ByteDance's Seed Vision Team is focused on foundational models for visual generation, aiming to develop multimodal generative models and conduct leading research to solve fundamental computer vision challenges in GenAI.
Requirements
- Research experience in multimodal learning, large-scale pretraining, or vision-language modeling.
- Proficiency in deep learning frameworks such as PyTorch or JAX.

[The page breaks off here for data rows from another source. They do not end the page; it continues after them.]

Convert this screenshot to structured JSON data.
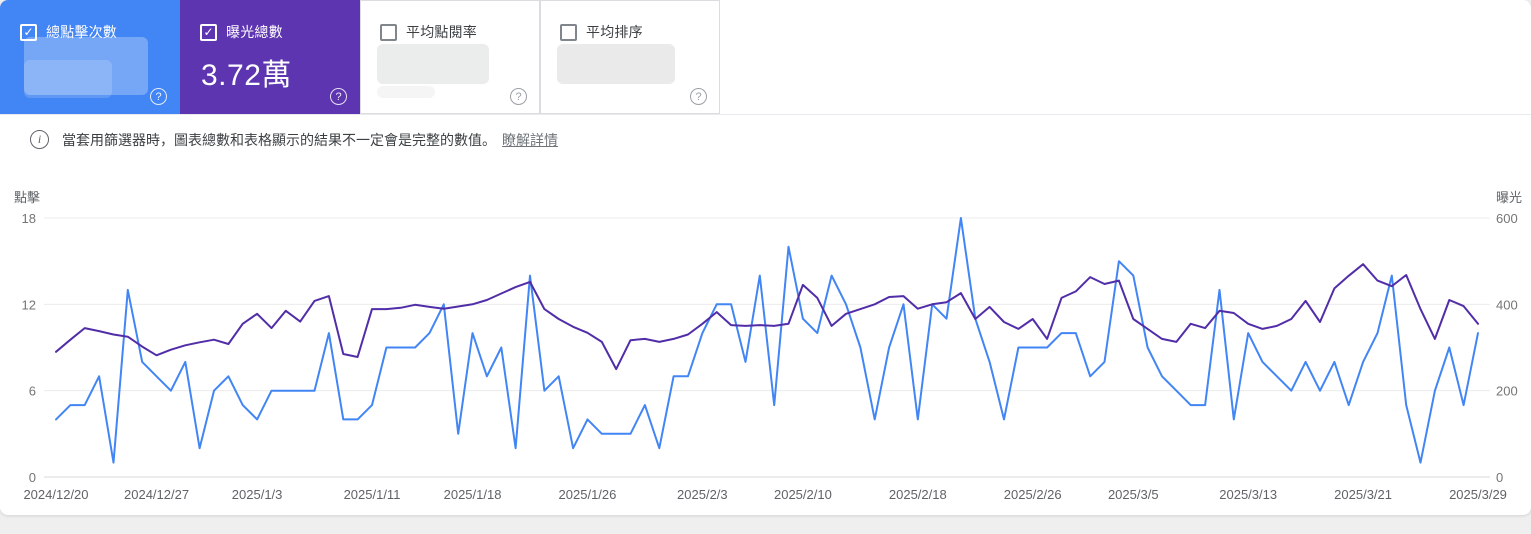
{
  "cards": [
    {
      "id": "clicks",
      "label": "總點擊次數",
      "checked": true,
      "value": null,
      "value_redacted": true,
      "bg": "#4285f4"
    },
    {
      "id": "impressions",
      "label": "曝光總數",
      "checked": true,
      "value": "3.72萬",
      "value_redacted": false,
      "bg": "#5e35b1"
    },
    {
      "id": "ctr",
      "label": "平均點閱率",
      "checked": false,
      "value": null,
      "value_redacted": true,
      "bg": "#ffffff"
    },
    {
      "id": "position",
      "label": "平均排序",
      "checked": false,
      "value": null,
      "value_redacted": true,
      "bg": "#ffffff"
    }
  ],
  "notice": {
    "text": "當套用篩選器時，圖表總數和表格顯示的結果不一定會是完整的數值。",
    "link_label": "瞭解詳情"
  },
  "icons": {
    "checked_checkbox": "✓",
    "help": "?",
    "info": "i"
  },
  "chart_data": {
    "type": "line",
    "title": "",
    "grid": true,
    "num_points": 100,
    "date_start": "2024/12/20",
    "date_end": "2025/3/29",
    "x_tick_labels": [
      "2024/12/20",
      "2024/12/27",
      "2025/1/3",
      "2025/1/11",
      "2025/1/18",
      "2025/1/26",
      "2025/2/3",
      "2025/2/10",
      "2025/2/18",
      "2025/2/26",
      "2025/3/5",
      "2025/3/13",
      "2025/3/21",
      "2025/3/29"
    ],
    "x_tick_day_offsets": [
      0,
      7,
      14,
      22,
      29,
      37,
      45,
      52,
      60,
      68,
      75,
      83,
      91,
      99
    ],
    "left_axis": {
      "label": "點擊",
      "ticks": [
        0,
        6,
        12,
        18
      ],
      "max": 18
    },
    "right_axis": {
      "label": "曝光",
      "ticks": [
        0,
        200,
        400,
        600
      ],
      "max": 600
    },
    "series": [
      {
        "id": "clicks",
        "name": "點擊",
        "axis": "left",
        "color": "#4285f4",
        "values": [
          4,
          5,
          5,
          7,
          1,
          13,
          8,
          7,
          6,
          8,
          2,
          6,
          7,
          5,
          4,
          6,
          6,
          6,
          6,
          10,
          4,
          4,
          5,
          9,
          9,
          9,
          10,
          12,
          3,
          10,
          7,
          9,
          2,
          14,
          6,
          7,
          2,
          4,
          3,
          3,
          3,
          5,
          2,
          7,
          7,
          10,
          12,
          12,
          8,
          14,
          5,
          16,
          11,
          10,
          14,
          12,
          9,
          4,
          9,
          12,
          4,
          12,
          11,
          18,
          11,
          8,
          4,
          9,
          9,
          9,
          10,
          10,
          7,
          8,
          15,
          14,
          9,
          7,
          6,
          5,
          5,
          13,
          4,
          10,
          8,
          7,
          6,
          8,
          6,
          8,
          5,
          8,
          10,
          14,
          5,
          1,
          6,
          9,
          5,
          10
        ]
      },
      {
        "id": "impressions",
        "name": "曝光",
        "axis": "right",
        "color": "#512da8",
        "values": [
          290,
          318,
          345,
          338,
          330,
          325,
          302,
          282,
          295,
          305,
          312,
          318,
          308,
          355,
          378,
          345,
          385,
          360,
          408,
          419,
          285,
          278,
          389,
          389,
          392,
          399,
          394,
          390,
          395,
          400,
          410,
          425,
          440,
          452,
          389,
          366,
          348,
          334,
          313,
          250,
          317,
          320,
          313,
          320,
          330,
          355,
          382,
          352,
          350,
          352,
          350,
          355,
          445,
          415,
          350,
          378,
          389,
          400,
          417,
          419,
          390,
          400,
          405,
          426,
          366,
          394,
          359,
          343,
          366,
          320,
          415,
          430,
          463,
          447,
          455,
          366,
          343,
          320,
          313,
          355,
          345,
          385,
          380,
          355,
          343,
          350,
          366,
          408,
          359,
          437,
          466,
          493,
          455,
          442,
          468,
          389,
          320,
          410,
          396,
          355
        ]
      }
    ]
  }
}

- Demonstrated ability to conduct independent research, with publications in top-tier conferences such as CVPR, ICCV, ECCV, NeurIPS, ICML, ICLR.
- Experience with autoregressive LLM training, especially in multimodal or unified modeling settings.
- Familiarity with instruction tuning, vision-language generation, or unified token space design.
- Background in model scaling, efficient training, or data mixture strategies.
- Ability to work closely with infrastructure teams to deploy large-scale training workflows.
Responsibilities
- Conduct research on joint training of vision, language, and video models under a unified architecture.
- Develop scalable and efficient methods for autoregressive-style multimodal pretraining, supporting both understanding and generation.
- Explore cross-modal tokenization, alignment, and shared representation strategies.
- Investigate instruction tuning, captioning, and open-ended generation capabilities across modalities.
- Contribute to system-level improvements in data curation, model optimization, and evaluation pipelines.
- Researching and developing foundational models for visual generation (images and videos), ensuring high interactivity and controllability in visual generation, understanding patterns in videos, and exploring various visual-oriented tasks based on generative foundational models.
Other
- Currently pursuing a PhD in Computer Vision, Machine Learning, NLP, or a related field.
- Please state your availability clearly in your resume (Start date, End date).